Tenured Radical has an excellent post reviewing Gordon Wood’s review of Jill Lepore’s The Whites of their Eyes: the tea party’s revolution and the battle over American history.  Among the very smart things that she says about women’s voices and authority in the academy and historical fundamentalism, she says this:

the point of Lepore’s book, as I understand it, is that history is a highly public project whether we scholars like it or not.  It cannot be confined to the archival work, truth seeking and critical methods that we historians see as fundamental to our craft, and we have some responsibility to grapple with and shape those larger belief systems.  As the public latches on to history as a way of discussing their political concerns, they develop fetish objects.  For the Tea Party activists in particular, the Founding Fathers operate as fetish objects, as well as intellectual touchstones for a set of political beliefs that are at least as presentist as they are located in any coherent eighteenth century intellectual world.

In light of recent and not-so-recent attacks on the humanities, and history in particular as politically motivated drek by people in ivory towers, I think that it is important to talk about the “highly public” side of history, and the links between that, research and teaching.  In particular, I’ve been thinking about how, as a teacher of undergraduates, I can connect history’s “highly public project” with the content in my classroom, without reifying what TR calls historical fetish objects, while providing students with skills that they can use beyond the U.S. survey.

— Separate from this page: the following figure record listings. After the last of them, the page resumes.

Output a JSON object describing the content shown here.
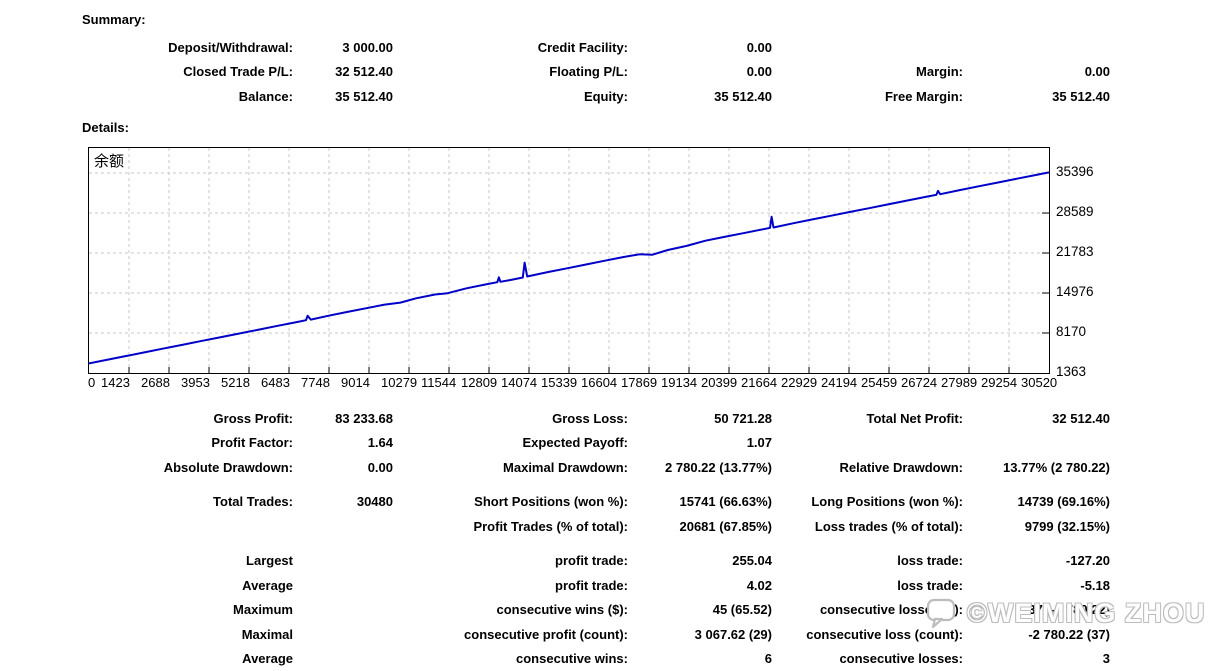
{
  "summary": {
    "title": "Summary:",
    "rows": [
      [
        "Deposit/Withdrawal:",
        "3 000.00",
        "Credit Facility:",
        "0.00",
        "",
        ""
      ],
      [
        "Closed Trade P/L:",
        "32 512.40",
        "Floating P/L:",
        "0.00",
        "Margin:",
        "0.00"
      ],
      [
        "Balance:",
        "35 512.40",
        "Equity:",
        "35 512.40",
        "Free Margin:",
        "35 512.40"
      ]
    ]
  },
  "details": {
    "title": "Details:",
    "rows": [
      [
        "Gross Profit:",
        "83 233.68",
        "Gross Loss:",
        "50 721.28",
        "Total Net Profit:",
        "32 512.40"
      ],
      [
        "Profit Factor:",
        "1.64",
        "Expected Payoff:",
        "1.07",
        "",
        ""
      ],
      [
        "Absolute Drawdown:",
        "0.00",
        "Maximal Drawdown:",
        "2 780.22 (13.77%)",
        "Relative Drawdown:",
        "13.77% (2 780.22)"
      ],
      "gap",
      [
        "Total Trades:",
        "30480",
        "Short Positions (won %):",
        "15741 (66.63%)",
        "Long Positions (won %):",
        "14739 (69.16%)"
      ],
      [
        "",
        "",
        "Profit Trades (% of total):",
        "20681 (67.85%)",
        "Loss trades (% of total):",
        "9799 (32.15%)"
      ],
      "gap",
      [
        "Largest",
        "",
        "profit trade:",
        "255.04",
        "loss trade:",
        "-127.20"
      ],
      [
        "Average",
        "",
        "profit trade:",
        "4.02",
        "loss trade:",
        "-5.18"
      ],
      [
        "Maximum",
        "",
        "consecutive wins ($):",
        "45 (65.52)",
        "consecutive losses ($):",
        "37 (-2 780.22)"
      ],
      [
        "Maximal",
        "",
        "consecutive profit (count):",
        "3 067.62 (29)",
        "consecutive loss (count):",
        "-2 780.22 (37)"
      ],
      [
        "Average",
        "",
        "consecutive wins:",
        "6",
        "consecutive losses:",
        "3"
      ]
    ]
  },
  "chart_data": {
    "type": "line",
    "title": "余额",
    "grid": "dashed",
    "grid_color": "#c8c8c8",
    "line_color": "#0000C8",
    "x_range": [
      0,
      30520
    ],
    "y_range": [
      1363,
      39658
    ],
    "x_ticks": [
      "0",
      "1423",
      "2688",
      "3953",
      "5218",
      "6483",
      "7748",
      "9014",
      "10279",
      "11544",
      "12809",
      "14074",
      "15339",
      "16604",
      "17869",
      "19134",
      "20399",
      "21664",
      "22929",
      "24194",
      "25459",
      "26724",
      "27989",
      "29254",
      "30520"
    ],
    "y_ticks": [
      1363,
      8170,
      14976,
      21783,
      28589,
      35396
    ],
    "series": [
      {
        "name": "余额",
        "points": [
          [
            0,
            3000
          ],
          [
            600,
            3640
          ],
          [
            1200,
            4280
          ],
          [
            1800,
            4920
          ],
          [
            2400,
            5560
          ],
          [
            3000,
            6200
          ],
          [
            3600,
            6840
          ],
          [
            4200,
            7470
          ],
          [
            4800,
            8110
          ],
          [
            5400,
            8750
          ],
          [
            6000,
            9390
          ],
          [
            6600,
            10030
          ],
          [
            6900,
            10350
          ],
          [
            6950,
            11100
          ],
          [
            7050,
            10450
          ],
          [
            7600,
            11100
          ],
          [
            8200,
            11740
          ],
          [
            8800,
            12380
          ],
          [
            9400,
            13010
          ],
          [
            9900,
            13350
          ],
          [
            10400,
            14080
          ],
          [
            11000,
            14720
          ],
          [
            11400,
            14950
          ],
          [
            12000,
            15780
          ],
          [
            12600,
            16420
          ],
          [
            12980,
            16820
          ],
          [
            13030,
            17650
          ],
          [
            13080,
            16880
          ],
          [
            13400,
            17200
          ],
          [
            13790,
            17620
          ],
          [
            13850,
            20150
          ],
          [
            13930,
            17780
          ],
          [
            14600,
            18550
          ],
          [
            15200,
            19190
          ],
          [
            15800,
            19830
          ],
          [
            16400,
            20470
          ],
          [
            17000,
            21110
          ],
          [
            17500,
            21560
          ],
          [
            17900,
            21480
          ],
          [
            18400,
            22300
          ],
          [
            19000,
            23000
          ],
          [
            19600,
            23880
          ],
          [
            20200,
            24520
          ],
          [
            20800,
            25160
          ],
          [
            21500,
            25900
          ],
          [
            21650,
            26060
          ],
          [
            21700,
            27950
          ],
          [
            21760,
            26130
          ],
          [
            22400,
            26860
          ],
          [
            23000,
            27500
          ],
          [
            23600,
            28140
          ],
          [
            24200,
            28780
          ],
          [
            24800,
            29420
          ],
          [
            25400,
            30060
          ],
          [
            26000,
            30700
          ],
          [
            26600,
            31340
          ],
          [
            26940,
            31700
          ],
          [
            26990,
            32350
          ],
          [
            27060,
            31790
          ],
          [
            27700,
            32510
          ],
          [
            28300,
            33150
          ],
          [
            28900,
            33790
          ],
          [
            29500,
            34430
          ],
          [
            30100,
            35070
          ],
          [
            30520,
            35512
          ]
        ]
      }
    ]
  },
  "watermark": {
    "icon": "speech-bubble-icon",
    "text": "©WEIMING ZHOU"
  }
}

One of the teaching pedagogy panels at the AHA that really struck me talked about how, at the survey level at least, it might behoove teachers to focus more on analytical skills than narrative, that being able to place a source in a historically specific setting, to make arguments about the motivations of the author and the possible responses of the audience, will be a longer-lasting lesson than the battles of WWI.  I don’t think that it needs to be one or the other, but in my classes I am going to try to think more critically about historical skill sets that better equip students to engage with history vis-a-vis larger belief systems, like founding father fundamentalism.